In my struggle to find an unimpeachable source for the allegation that the CIA and the Soth African BOSS helped Jonas Savimbi's UNITA movement in Angola (one of the most odious things the US government ever did) I stumbled across this paean to Reagan at the Heritage Foundation.

In another part of the world, when Soviet-backed forces formed a government in Angola in sub-Saharan Africa, the United States promptly allied itself with the anti-communist Union for the Total National Independence of Angola (UNITA), led by Jonas Savimbi. Savimbi became a favorite of many conservatives — he was even dubbed the "George Washington" of Southern Africa by Howard Phillips of the Conservative Caucus. Reagan began helping UNITA in 1985 when congressional proscriptions on assistance were lifted
What about UNITA?
Guardian: The Unita rebel movement has sharply escalated military activity in Angola with a series of attacks in Uige and Bengo provinces which left more than 100 civilians dead and saw the kidnapping of 60 children aged between 10 and 18. The rebel attacks followed an unprecedented speech to a university conference on democracy by President Jose Eduardo Dos Santos, which was widely interpreted as an olive branch towards the Unita leader, Jonas Savimbi.

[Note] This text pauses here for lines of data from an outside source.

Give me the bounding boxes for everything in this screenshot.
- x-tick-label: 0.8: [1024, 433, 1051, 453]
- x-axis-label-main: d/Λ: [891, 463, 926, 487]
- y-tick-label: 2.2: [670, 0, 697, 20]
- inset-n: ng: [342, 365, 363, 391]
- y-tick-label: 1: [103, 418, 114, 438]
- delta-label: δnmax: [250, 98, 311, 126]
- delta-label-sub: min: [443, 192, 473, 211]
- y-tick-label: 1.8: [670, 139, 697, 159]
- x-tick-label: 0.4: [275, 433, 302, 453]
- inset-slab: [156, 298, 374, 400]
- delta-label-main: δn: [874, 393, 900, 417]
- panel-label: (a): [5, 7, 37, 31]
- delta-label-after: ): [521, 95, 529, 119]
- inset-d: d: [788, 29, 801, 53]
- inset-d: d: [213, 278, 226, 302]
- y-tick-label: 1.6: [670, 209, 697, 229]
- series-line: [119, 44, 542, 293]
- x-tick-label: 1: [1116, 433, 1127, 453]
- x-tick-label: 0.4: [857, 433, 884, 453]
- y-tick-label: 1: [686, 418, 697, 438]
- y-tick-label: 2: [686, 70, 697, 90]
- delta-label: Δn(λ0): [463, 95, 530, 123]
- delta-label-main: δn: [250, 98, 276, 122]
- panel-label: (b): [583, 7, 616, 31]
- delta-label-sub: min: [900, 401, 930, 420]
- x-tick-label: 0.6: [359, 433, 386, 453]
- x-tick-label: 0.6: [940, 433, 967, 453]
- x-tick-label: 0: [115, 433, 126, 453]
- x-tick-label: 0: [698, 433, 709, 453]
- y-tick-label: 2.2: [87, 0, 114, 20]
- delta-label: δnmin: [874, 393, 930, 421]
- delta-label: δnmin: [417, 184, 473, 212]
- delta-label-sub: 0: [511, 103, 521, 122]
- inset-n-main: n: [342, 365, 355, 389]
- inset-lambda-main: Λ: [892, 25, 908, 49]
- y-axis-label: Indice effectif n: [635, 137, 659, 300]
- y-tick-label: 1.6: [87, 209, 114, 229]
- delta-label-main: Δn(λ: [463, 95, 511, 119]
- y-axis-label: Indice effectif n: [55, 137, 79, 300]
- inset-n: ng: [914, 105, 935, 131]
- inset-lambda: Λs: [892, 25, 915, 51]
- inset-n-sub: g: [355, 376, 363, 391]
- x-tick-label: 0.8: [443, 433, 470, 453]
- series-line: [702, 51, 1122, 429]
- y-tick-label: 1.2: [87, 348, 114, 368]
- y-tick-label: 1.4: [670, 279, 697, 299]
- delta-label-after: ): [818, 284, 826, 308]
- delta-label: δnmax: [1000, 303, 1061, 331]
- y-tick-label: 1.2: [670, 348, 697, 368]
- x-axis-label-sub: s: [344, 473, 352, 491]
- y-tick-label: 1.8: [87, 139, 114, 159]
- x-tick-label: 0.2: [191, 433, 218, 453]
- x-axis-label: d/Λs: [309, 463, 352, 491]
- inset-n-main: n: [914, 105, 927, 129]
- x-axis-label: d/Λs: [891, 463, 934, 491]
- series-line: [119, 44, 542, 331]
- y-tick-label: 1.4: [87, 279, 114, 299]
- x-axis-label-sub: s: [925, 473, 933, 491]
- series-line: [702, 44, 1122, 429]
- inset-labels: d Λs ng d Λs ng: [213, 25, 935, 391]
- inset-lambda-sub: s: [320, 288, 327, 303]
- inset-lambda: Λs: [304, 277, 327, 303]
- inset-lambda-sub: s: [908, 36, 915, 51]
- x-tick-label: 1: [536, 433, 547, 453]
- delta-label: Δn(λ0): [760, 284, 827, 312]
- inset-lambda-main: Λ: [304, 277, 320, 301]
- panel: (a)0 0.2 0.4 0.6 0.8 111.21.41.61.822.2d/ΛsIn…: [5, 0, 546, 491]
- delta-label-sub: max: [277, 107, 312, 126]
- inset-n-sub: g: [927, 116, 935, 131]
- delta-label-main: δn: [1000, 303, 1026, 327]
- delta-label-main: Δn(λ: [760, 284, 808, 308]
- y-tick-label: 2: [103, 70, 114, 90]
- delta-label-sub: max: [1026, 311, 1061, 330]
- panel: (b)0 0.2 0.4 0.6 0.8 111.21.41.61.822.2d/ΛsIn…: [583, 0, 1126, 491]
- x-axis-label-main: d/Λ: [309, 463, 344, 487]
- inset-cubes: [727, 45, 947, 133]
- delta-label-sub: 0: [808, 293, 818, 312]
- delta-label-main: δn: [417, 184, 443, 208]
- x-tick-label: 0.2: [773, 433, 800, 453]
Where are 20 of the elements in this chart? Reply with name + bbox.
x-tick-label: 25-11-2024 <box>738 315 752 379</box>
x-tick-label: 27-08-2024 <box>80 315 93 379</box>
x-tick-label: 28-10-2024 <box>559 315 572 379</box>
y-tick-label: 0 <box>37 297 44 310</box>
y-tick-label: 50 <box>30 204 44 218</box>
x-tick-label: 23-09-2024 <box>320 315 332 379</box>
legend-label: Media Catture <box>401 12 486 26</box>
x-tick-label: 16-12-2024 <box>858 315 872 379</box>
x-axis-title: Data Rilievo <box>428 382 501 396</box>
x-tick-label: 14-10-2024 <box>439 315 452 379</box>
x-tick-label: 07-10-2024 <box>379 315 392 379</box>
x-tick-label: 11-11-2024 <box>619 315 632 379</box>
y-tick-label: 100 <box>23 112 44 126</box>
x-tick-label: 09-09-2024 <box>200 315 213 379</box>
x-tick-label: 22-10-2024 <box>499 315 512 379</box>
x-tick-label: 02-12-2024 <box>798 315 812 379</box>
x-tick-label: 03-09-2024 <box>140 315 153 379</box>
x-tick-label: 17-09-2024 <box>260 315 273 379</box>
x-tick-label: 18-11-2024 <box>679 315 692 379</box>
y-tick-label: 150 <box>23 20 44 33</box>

The attacks coincided with a six-day visit to the country by Dr Ibrahim Gambari, the UN secretary general's special adviser on Africa, for whom new action on the failed peace accords in Angola is a high priority.

The children, all war orphans, were seized at night from a boarding school at Caxito, 35 miles from the capital, Luanda, last weekend by a group of about 50 Unita men dressed in regular police uniforms, and led away into the bush to be used as porters by the rebels.

Yes, that's UNITA. And yes, here's NSDD-212/274, in which the plan is outlined euphemistically for pressuring the MPLA government towards "reconciliation" (impunity) for UNITA atrocities, while rehabilitating the Apartheid regime in South Africa. Here is an FAS article on UNITA, just in case you mistrust the Guardian or think UNITA might have metastasized into a terror group after 1991.

Apparently no one has come up with convincing evidence that the CIA had any connection to RENAMO, the White Rhodesian-created terrorist organization that devastated Mozambique—apart from providing "engagement" with the RSA while it sustained the terror campaign there.